No reason for me to be here in the hay,

 

under the sum of dust loosed

 

from the rafters. What use is this camera,

 

this cracked lens? I want to light

 

an oil lantern that won’t light. In these times,

 

I need to write my name somewhere—

 

on my leg, on a sign. You start to sing.

 

Your voice carrying from the house.

 

The words familiar, though I cannot make out the words.

 

Your voice a field, though there are animals in the field.

 

A rain begins in the leaves and ends in the leaves.

 

A dog runs barking from the yard. I try to sing with you

 

but cannot sing with you. Every removal can be endured.

The Mistake

 

 

You and I have likely a very different understanding of why

 

We’ve made the mistake of coming here, of journeying

 

All this way, by which I mean peering through the window of this one-room cabin

 

Called now or earth or love, just to sprawl our tired limbs

 

On a stranger’s disturbingly beige carpet.

 

Nevertheless, I often find myself

 

Wondering about the not-so-innocent lives of oil paintings,

 

The awfully blue horses kneeling in their shade,

 

The way their impossible green goes on living, never standing a chance

 

Of learning how awkwardly similar they are

 

To us, slouched in an enormous

 

Wicker chair, where a vase clutching an orchid

 

Has just spilt onto a miniature table unfolded in front of us.

 

And I forget us, as this snow is forgetting this street lamp,

 

These power lines, as these unsuspecting farmers rust in their fields

 

And never know they were part of something too important to see,

 

A part of time, which is a part of me, a form

 

Of struggle, itself

 

Becoming struggle, ending in the courage to surrender

 

To a will remarkably not one’s own, a shock of crows lifting

 

From the hand of a tree, or a tree lifting from the hand of no one you know.

biography

Born in the Adirondacks, JUSTIN BOENING is the author of Self-Portrait as Missing Person, winner of a Poetry Society of America’s National Chapbook Fellowship.
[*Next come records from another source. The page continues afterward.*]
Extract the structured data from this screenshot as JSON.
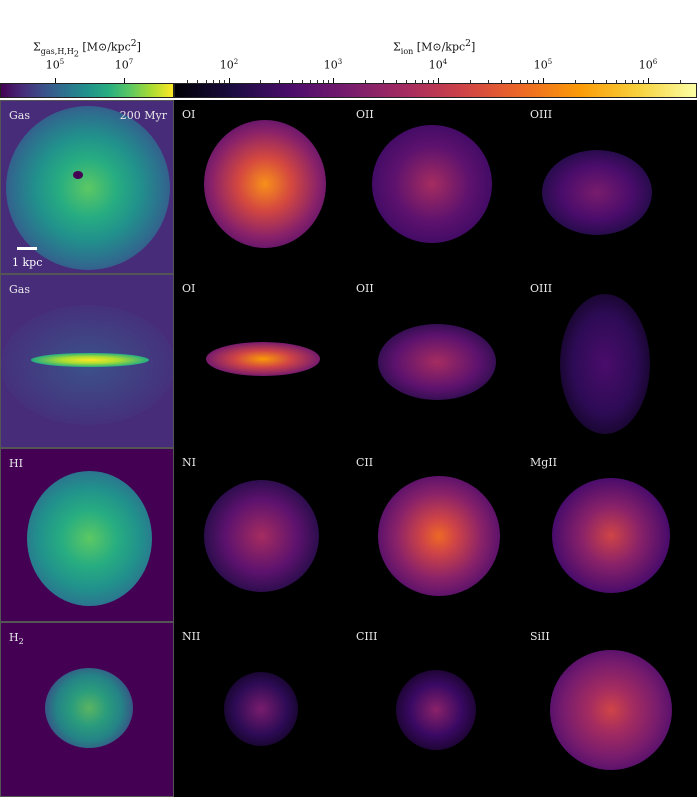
{
  "colorbars": {
    "gas": {
      "label_main": "Σ",
      "label_sub": "gas,H,H",
      "label_sub2": "2",
      "label_unit": " [M⊙/kpc",
      "label_unit_sup": "2",
      "label_close": "]",
      "ticks": [
        {
          "base": "10",
          "exp": "5"
        },
        {
          "base": "10",
          "exp": "7"
        }
      ],
      "colormap": "viridis"
    },
    "ion": {
      "label_main": "Σ",
      "label_sub": "ion",
      "label_unit": " [M⊙/kpc",
      "label_unit_sup": "2",
      "label_close": "]",
      "ticks": [
        {
          "base": "10",
          "exp": "2"
        },
        {
          "base": "10",
          "exp": "3"
        },
        {
          "base": "10",
          "exp": "4"
        },
        {
          "base": "10",
          "exp": "5"
        },
        {
          "base": "10",
          "exp": "6"
        }
      ],
      "colormap": "inferno"
    }
  },
  "panels": {
    "row1": {
      "gas": "Gas",
      "time": "200 Myr",
      "scale": "1 kpc",
      "ion1": "OI",
      "ion2": "OII",
      "ion3": "OIII"
    },
    "row2": {
      "gas": "Gas",
      "ion1": "OI",
      "ion2": "OII",
      "ion3": "OIII"
    },
    "row3": {
      "gas": "HI",
      "ion1": "NI",
      "ion2": "CII",
      "ion3": "MgII"
    },
    "row4": {
      "gas": "H",
      "gas_sub": "2",
      "ion1": "NII",
      "ion2": "CIII",
      "ion3": "SiII"
    }
  },
  "colors": {
    "gas_background": "#440154",
    "ion_background": "#000004"
  }
}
His poetry, reviews, and interviews have appeared in a variety of literary journals such as Boston Review, Colorado Review, Lana Turner, and Poetry Northwest, where he’s an associate editor. A graduate of Columbia University’s School of the Arts, Boening currently lives in Lewisburg, PA where he works at Bucknell University as a Stadler Fellow in Poetry.